0

Our legacy production system has a data server and a compute client that interact via NFSv4; both run on VMWare virtualization.

We have determined that as the compute client’s software runs, over the course of days, the number of DELEG locks (as measured with lslocks | wc) on the data server increases over time.

The number of DELEG READ locks can transiently spike to 100,000; over the longer term, the number of DELEG locks increase. There are practically no DELEG WRITE locks. As the number of DELEG locks on the data server hit about 15,000 or so, the compute client becomes barely responsive; most processes are in “D” state. Load avg. stays moderate, but CPU utilization drops from about 90% to 10% or less.

Killing the jobs on the compute client does not reduce the lock count even after several minutes. Shutting down or rebooting from the command line typically hangs; unmounting of NFS filesystems and /tmp can fail.

A hard reset often results in a failure to mount NFS mounts on reboot; but the lock count on the data server will drop dramatically. A hard power-down plus a 2 minute wait will allow the VM to be brought back up including all NFS mounts.

The data server is running SLES 12 (4.1.16-2.g1a0d915-default); it has 12 vCPUs and 128GB of RAM and heavily uses a mix of SSD- and HD-backed SAN. The data server version of nfs-kernel-server is 1.3.0-9.1. The data server computes about 100k data files each day. Some of these files are overwritten and renamed by the server itself, but in a way that either the primary file or a transient copy of the primary file should be available. The client code is aware of this and fails over if needed.

The compute client is running Debian Stable Stretch (4.9.0-6-amd64). It has 24 vCPUs and 128 GB of RAM. The nfs-common client version is 1:1.3.4-2.1. Via NFS, reads these data files, both the active set of 100k files generated daily as well as historically produced files. A single file may be read by many processes at the same time. Most files are accessed by small bash scripts that access 1 or 2 files at a time and reshape the data for upstream consumption. These scripts are called by programs in python and perl with lifetimes on the order of hours.

The data server has exports like:

/mnt/ssd  172.26.188.199(rw,wdelay,root_squash,no_subtree_check,sec=sys,rw,secure,root_squash,no_all_squash)

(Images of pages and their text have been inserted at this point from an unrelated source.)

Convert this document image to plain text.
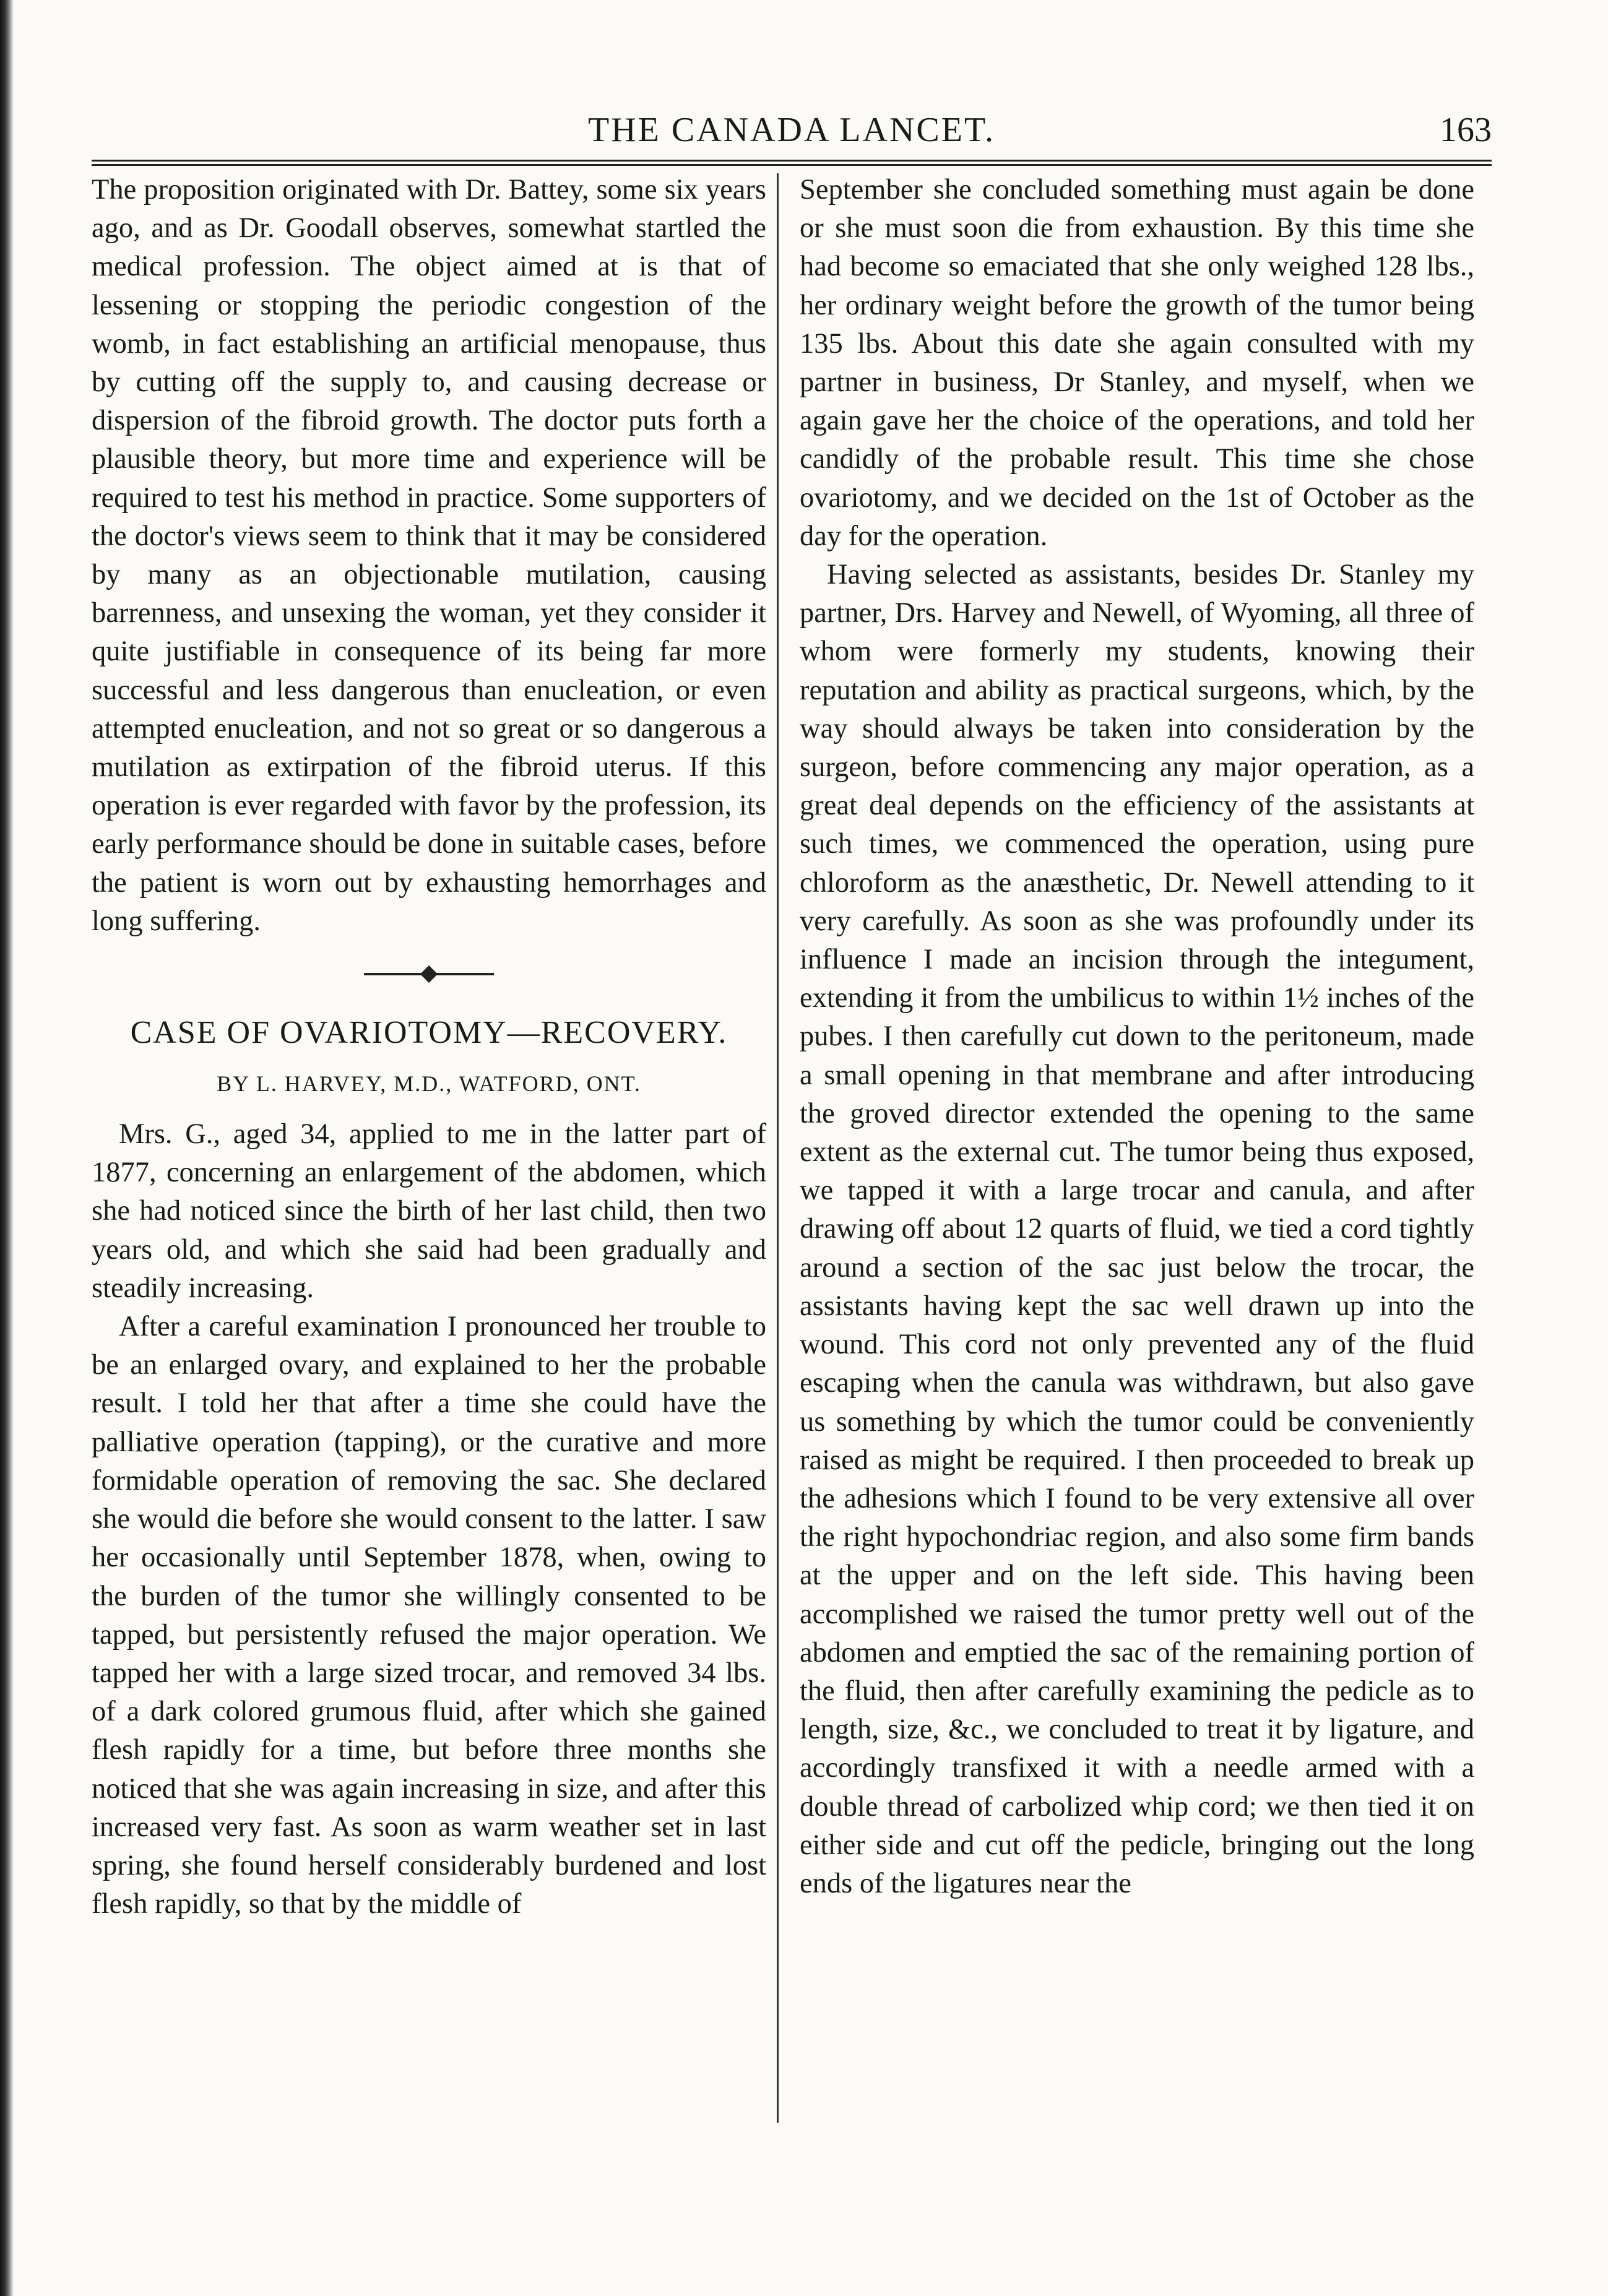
THE CANADA LANCET.	163

The proposition originated with Dr. Battey, some six years ago, and as Dr. Goodall observes, somewhat startled the medical profession. The object aimed at is that of lessening or stopping the periodic congestion of the womb, in fact establishing an artificial menopause, thus by cutting off the supply to, and causing decrease or dispersion of the fibroid growth. The doctor puts forth a plausible theory, but more time and experience will be required to test his method in practice. Some supporters of the doctor's views seem to think that it may be considered by many as an objectionable mutilation, causing barrenness, and unsexing the woman, yet they consider it quite justifiable in consequence of its being far more successful and less dangerous than enucleation, or even attempted enucleation, and not so great or so dangerous a mutilation as extirpation of the fibroid uterus. If this operation is ever regarded with favor by the profession, its early performance should be done in suitable cases, before the patient is worn out by exhausting hemorrhages and long suffering.

CASE OF OVARIOTOMY—RECOVERY.
BY L. HARVEY, M.D., WATFORD, ONT.

Mrs. G., aged 34, applied to me in the latter part of 1877, concerning an enlargement of the abdomen, which she had noticed since the birth of her last child, then two years old, and which she said had been gradually and steadily increasing.

After a careful examination I pronounced her trouble to be an enlarged ovary, and explained to her the probable result. I told her that after a time she could have the palliative operation (tapping), or the curative and more formidable operation of removing the sac. She declared she would die before she would consent to the latter. I saw her occasionally until September 1878, when, owing to the burden of the tumor she willingly consented to be tapped, but persistently refused the major operation. We tapped her with a large sized trocar, and removed 34 lbs. of a dark colored grumous fluid, after which she gained flesh rapidly for a time, but before three months she noticed that she was again increasing in size, and after this increased very fast. As soon as warm weather set in last spring, she found herself considerably burdened and lost flesh rapidly, so that by the middle of

September she concluded something must again be done or she must soon die from exhaustion. By this time she had become so emaciated that she only weighed 128 lbs., her ordinary weight before the growth of the tumor being 135 lbs. About this date she again consulted with my partner in business, Dr Stanley, and myself, when we again gave her the choice of the operations, and told her candidly of the probable result. This time she chose ovariotomy, and we decided on the 1st of October as the day for the operation.

Having selected as assistants, besides Dr. Stanley my partner, Drs. Harvey and Newell, of Wyoming, all three of whom were formerly my students, knowing their reputation and ability as practical surgeons, which, by the way should always be taken into consideration by the surgeon, before commencing any major operation, as a great deal depends on the efficiency of the assistants at such times, we commenced the operation, using pure chloroform as the anæsthetic, Dr. Newell attending to it very carefully. As soon as she was profoundly under its influence I made an incision through the integument, extending it from the umbilicus to within 1½ inches of the pubes. I then carefully cut down to the peritoneum, made a small opening in that membrane and after introducing the groved director extended the opening to the same extent as the external cut. The tumor being thus exposed, we tapped it with a large trocar and canula, and after drawing off about 12 quarts of fluid, we tied a cord tightly around a section of the sac just below the trocar, the assistants having kept the sac well drawn up into the wound. This cord not only prevented any of the fluid escaping when the canula was withdrawn, but also gave us something by which the tumor could be conveniently raised as might be required. I then proceeded to break up the adhesions which I found to be very extensive all over the right hypochondriac region, and also some firm bands at the upper and on the left side. This having been accomplished we raised the tumor pretty well out of the abdomen and emptied the sac of the remaining portion of the fluid, then after carefully examining the pedicle as to length, size, &c., we concluded to treat it by ligature, and accordingly transfixed it with a needle armed with a double thread of carbolized whip cord; we then tied it on either side and cut off the pedicle, bringing out the long ends of the ligatures near the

The compute client has fstab entries like:

172.26.188.198:/mnt/ssd           /mnt/ssd        nfs     defaults        3 3

The compute client has a more straight-forward architecture than the data server. An earlier VM instance running SLES experienced similar problems; this prompted a complete overhaul of the OS and compute jobs. This helped reduce but not eliminate the problem.

The next obvious step is to port the existing data server to a new OS, but this is a heavy lift with uncertain payoff. Because the behavior spans two different compute client boxes running different Linux versions and different software we suspect the problem must be one of: the server OS or NFS version, the high-frequency overlapping access pattern of the client, the file re-write pattern of the data server (maybe if the data server were split out the NFS server completely the nfsd internal state would be corrected), a possible bug in NFS or an error in how we have it configured. I am also not willing to dismiss possible issues in our ethernet or SAN, but consider these unlikely at present.

Besides an overhaul of the server or switching to a distributed file system or or setting up a regular reboot interval, what short term fixes might help keep the DELEG lock count low on our data server?

1 Answers1

0

To address this, we have tried changing files servers (still NFSv4), hardware and kernel versions (now linux 4.2.8 on a NAS from 4.1.16 on x86/VMWare/SLES). Despite these changes, the accumulation of NFS4 DELEG locks still occurred -- presumably it is a problem rooted in a software structure that worked on purely local (direct) storage. Ultimately, we abandoned NFSv4 and now use NFSv3 with the nolock option; we also use noatime,nodiratime,noacl for performance reasons. Locks no longer accumulate resulting in catastrophic slowdown seen before.